Picasso, Van Gogh, Munch and Rembrandt: they have all had their art stolen. Now sculptor Shane Wilson can add his name to the list.
“As an artist, when your art is stolen for the first time, I guess it means you’ve arrived,” said Wilson.
Wilson’s sculpture — a full moose skull and antler carving worth about $50,000 — was stolen from a display case in the Canada Games Centre on Saturday morning.
Titled Yukon Seasons, the sculpture was donated to the Yukon Permanent Art Collection and placed in the centre in 2006.
Wilson considers it a masterpiece.
The thieves walked past a bank machine and some other art without taking it, so they must really have wanted this piece, he said
“It’s a strange, backhanded compliment,” said Wilson.
The thief broke through the centre’s front door sometime between when it closed and when the RCMP was contacted at around 6:30 a.m.

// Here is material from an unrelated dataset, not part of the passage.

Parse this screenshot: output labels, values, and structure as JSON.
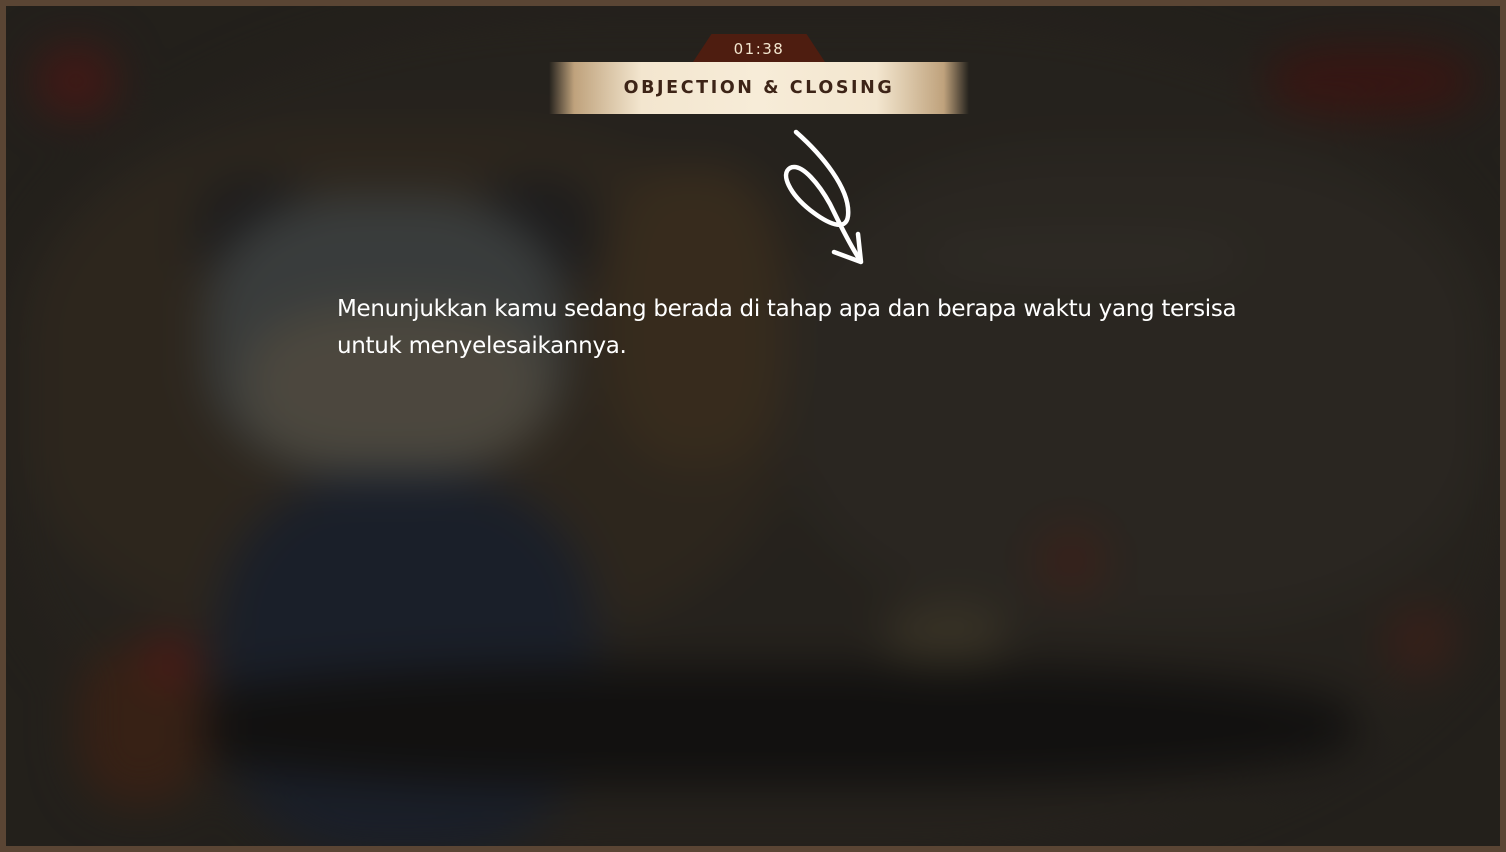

Saturday morning.
The city has security cameras in the centre, and they have been reviewed.
However, a power failure on Saturday resulted in the loss of about an hour of film, said Whitehorse parks and recreation manager Linda Rapp.
The city believes it has narrowed down the window of opportunity for the theft to about an hour, but the footage is dark, she said.
“It’s odd,” she said. “It doesn’t appear to be random vandalism. Nothing was taken and or damaged other than the sculpture’s display case.
“We’ve haven’t even had one single incident of vandalism on the artwork at the centre. This is quite a shock.”
Intricate pictures of wildlife were painstakingly carved into the large antlers over three years, said Wilson in an interview from his car near his new home in Nanaimo.
“I don’t think there’s anything like it, anywhere,” he said. “No two antlers are the same. You can’t make another one.”
If money was a motivation, the one-of-a-kind piece will be hard to sell.
“My guess it that it was taken because someone wanted it, not because they could sell it,” said Wilson. “I don’t think a pawnshop would deal with that.”
More importantly, Wilson laments the loss of the piece because of who the sculpture was dedicated to.
The sculpture was dedicated to Ruth McCullough for work in fostering visual and fine arts in the Yukon.
She also was someone who helped Wilson, who spent more than 20 years in the Yukon before moving to BC get his start in the art scene.
Anyone with information on the break-in or whereabouts of the sculpture is asked to call Whitehorse RCMP or Crime Stoppers.
Calls are anonymous.
“If anyone can help, that’d be great,” said Wilson. “It would be nice to have the sculpture back.”